A situação segue indefinida, neste mesmo ano em que bilhões se acumulam nos cofres das famílias mais ricas do país (de banqueiros, é claro)[4], mantendo-se a linha ininterrupta de recordes anuais de faturamento, mesmo com uma pandemia global no meio do caminho.

Quem acha que os ganhos bancários foram apenas com o desconto dos índices de poupança, engana-se.
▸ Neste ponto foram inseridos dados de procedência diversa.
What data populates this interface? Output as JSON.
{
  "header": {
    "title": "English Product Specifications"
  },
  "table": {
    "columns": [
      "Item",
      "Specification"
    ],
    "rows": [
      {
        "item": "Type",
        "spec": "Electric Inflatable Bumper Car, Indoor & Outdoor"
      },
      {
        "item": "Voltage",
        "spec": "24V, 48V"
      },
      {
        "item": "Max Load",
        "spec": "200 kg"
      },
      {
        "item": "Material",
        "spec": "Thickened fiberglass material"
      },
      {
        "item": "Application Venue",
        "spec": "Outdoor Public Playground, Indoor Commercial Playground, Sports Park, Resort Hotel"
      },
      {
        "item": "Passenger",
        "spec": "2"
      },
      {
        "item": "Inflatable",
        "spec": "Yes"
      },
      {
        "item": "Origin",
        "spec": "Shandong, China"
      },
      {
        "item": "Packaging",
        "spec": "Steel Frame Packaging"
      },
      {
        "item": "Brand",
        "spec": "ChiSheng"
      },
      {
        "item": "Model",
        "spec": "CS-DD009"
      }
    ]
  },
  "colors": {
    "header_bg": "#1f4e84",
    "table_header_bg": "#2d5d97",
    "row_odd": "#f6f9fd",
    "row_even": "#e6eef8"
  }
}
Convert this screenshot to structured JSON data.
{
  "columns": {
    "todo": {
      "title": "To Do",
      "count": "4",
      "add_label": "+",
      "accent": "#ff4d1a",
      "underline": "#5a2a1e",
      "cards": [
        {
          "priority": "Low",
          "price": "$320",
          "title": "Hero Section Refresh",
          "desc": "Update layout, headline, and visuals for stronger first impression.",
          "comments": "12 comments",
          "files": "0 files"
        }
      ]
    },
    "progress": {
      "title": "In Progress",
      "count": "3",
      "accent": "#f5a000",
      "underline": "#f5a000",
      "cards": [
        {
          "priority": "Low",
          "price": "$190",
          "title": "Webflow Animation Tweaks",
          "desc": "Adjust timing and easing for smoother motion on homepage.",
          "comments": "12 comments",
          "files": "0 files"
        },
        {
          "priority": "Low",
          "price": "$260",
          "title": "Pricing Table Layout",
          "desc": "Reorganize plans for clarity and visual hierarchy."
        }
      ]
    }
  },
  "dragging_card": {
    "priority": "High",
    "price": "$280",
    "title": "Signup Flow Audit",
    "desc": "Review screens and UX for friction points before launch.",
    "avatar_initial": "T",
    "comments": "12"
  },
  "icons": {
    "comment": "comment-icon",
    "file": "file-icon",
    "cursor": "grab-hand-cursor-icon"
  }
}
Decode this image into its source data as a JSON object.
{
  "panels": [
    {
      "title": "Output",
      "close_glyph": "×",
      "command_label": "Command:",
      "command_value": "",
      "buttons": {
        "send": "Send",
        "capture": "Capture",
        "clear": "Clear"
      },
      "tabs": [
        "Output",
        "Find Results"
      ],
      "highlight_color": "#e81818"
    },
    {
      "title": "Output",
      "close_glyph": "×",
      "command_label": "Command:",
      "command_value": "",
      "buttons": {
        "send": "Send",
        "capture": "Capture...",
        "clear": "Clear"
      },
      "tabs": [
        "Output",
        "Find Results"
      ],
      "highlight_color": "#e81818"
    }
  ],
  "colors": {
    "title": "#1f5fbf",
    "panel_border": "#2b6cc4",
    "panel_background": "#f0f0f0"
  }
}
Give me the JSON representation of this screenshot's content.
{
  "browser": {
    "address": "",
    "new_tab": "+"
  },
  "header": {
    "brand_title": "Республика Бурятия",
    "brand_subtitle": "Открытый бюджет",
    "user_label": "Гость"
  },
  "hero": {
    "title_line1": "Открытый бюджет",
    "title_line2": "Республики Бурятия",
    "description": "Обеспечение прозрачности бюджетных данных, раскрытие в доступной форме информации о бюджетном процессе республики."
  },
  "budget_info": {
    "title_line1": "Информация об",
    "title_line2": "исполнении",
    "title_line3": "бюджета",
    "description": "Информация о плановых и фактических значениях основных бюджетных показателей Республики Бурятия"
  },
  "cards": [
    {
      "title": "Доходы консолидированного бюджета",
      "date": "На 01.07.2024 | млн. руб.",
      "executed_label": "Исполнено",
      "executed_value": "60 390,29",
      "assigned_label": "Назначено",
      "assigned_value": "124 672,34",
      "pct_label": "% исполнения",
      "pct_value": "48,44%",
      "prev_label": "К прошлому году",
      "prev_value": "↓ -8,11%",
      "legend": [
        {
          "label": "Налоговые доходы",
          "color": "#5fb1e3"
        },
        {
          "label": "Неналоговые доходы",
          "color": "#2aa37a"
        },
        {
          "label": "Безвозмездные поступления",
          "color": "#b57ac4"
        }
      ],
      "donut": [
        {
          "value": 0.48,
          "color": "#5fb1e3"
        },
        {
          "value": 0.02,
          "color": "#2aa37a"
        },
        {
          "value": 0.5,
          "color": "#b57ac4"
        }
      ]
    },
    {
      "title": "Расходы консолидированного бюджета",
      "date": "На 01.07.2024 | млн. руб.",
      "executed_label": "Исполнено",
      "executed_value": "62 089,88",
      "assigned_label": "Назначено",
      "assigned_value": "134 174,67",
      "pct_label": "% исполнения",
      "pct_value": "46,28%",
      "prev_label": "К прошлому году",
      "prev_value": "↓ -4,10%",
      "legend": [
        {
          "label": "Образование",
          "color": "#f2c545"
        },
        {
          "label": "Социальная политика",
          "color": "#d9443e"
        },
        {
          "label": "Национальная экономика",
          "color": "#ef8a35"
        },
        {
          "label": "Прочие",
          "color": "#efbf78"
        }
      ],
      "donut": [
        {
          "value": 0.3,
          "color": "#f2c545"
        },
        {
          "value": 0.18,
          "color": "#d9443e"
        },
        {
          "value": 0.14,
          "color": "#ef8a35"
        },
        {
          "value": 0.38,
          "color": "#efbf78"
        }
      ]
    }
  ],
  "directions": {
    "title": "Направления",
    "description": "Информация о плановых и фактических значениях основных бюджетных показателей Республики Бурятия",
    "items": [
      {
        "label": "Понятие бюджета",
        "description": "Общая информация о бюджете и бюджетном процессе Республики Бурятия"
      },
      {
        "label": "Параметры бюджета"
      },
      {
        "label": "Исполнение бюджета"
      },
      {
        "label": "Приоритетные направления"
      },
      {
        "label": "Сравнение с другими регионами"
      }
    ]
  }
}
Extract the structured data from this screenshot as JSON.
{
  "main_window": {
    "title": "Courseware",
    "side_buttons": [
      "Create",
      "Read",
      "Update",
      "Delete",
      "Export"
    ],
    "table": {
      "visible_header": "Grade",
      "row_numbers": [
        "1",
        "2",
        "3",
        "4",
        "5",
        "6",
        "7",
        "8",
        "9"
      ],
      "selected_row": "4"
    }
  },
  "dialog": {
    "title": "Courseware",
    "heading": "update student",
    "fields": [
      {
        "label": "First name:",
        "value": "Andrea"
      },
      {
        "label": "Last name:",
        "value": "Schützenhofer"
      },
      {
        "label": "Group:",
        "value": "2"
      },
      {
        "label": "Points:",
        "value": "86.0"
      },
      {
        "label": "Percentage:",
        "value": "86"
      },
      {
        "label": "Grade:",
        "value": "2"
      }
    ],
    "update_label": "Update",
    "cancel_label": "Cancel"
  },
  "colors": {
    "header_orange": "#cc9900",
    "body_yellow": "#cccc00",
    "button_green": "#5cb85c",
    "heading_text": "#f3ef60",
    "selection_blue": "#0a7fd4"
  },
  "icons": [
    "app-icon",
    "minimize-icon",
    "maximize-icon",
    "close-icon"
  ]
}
Com o fim da ADPF 165, outros depósitos remunerados que discutiam os expurgos do período hiperinflacionário deixaram de ser pagos, gerando outras vantagens significativas às casas financeiras.

Lutar contra o setor econômico mais poderoso do país não é nada fácil, exceto quando o cidadão se organiza e recusa a manobras tão desumanas, para além das já conhecidas mazelas dessa nação de devedores (tal qual já previa o já referenciado Louis Hyman).

[1] Diponível em: “https://www.jota.info/opiniao-e-analise/artigos/planos-economicos-nova-veneza-e-o-supremo”.

[2] Disponível em: “https://g1.globo.com/economia/noticia/planos-economicos-advogados-fazem-contas-e-questionam-se-acordo-e-vantajoso-para-poupadores.ghtml”.

[3] HYMAN, Louis. Debtor nation: The history of America in red ink. Princeton University Press, p. 174, 2011.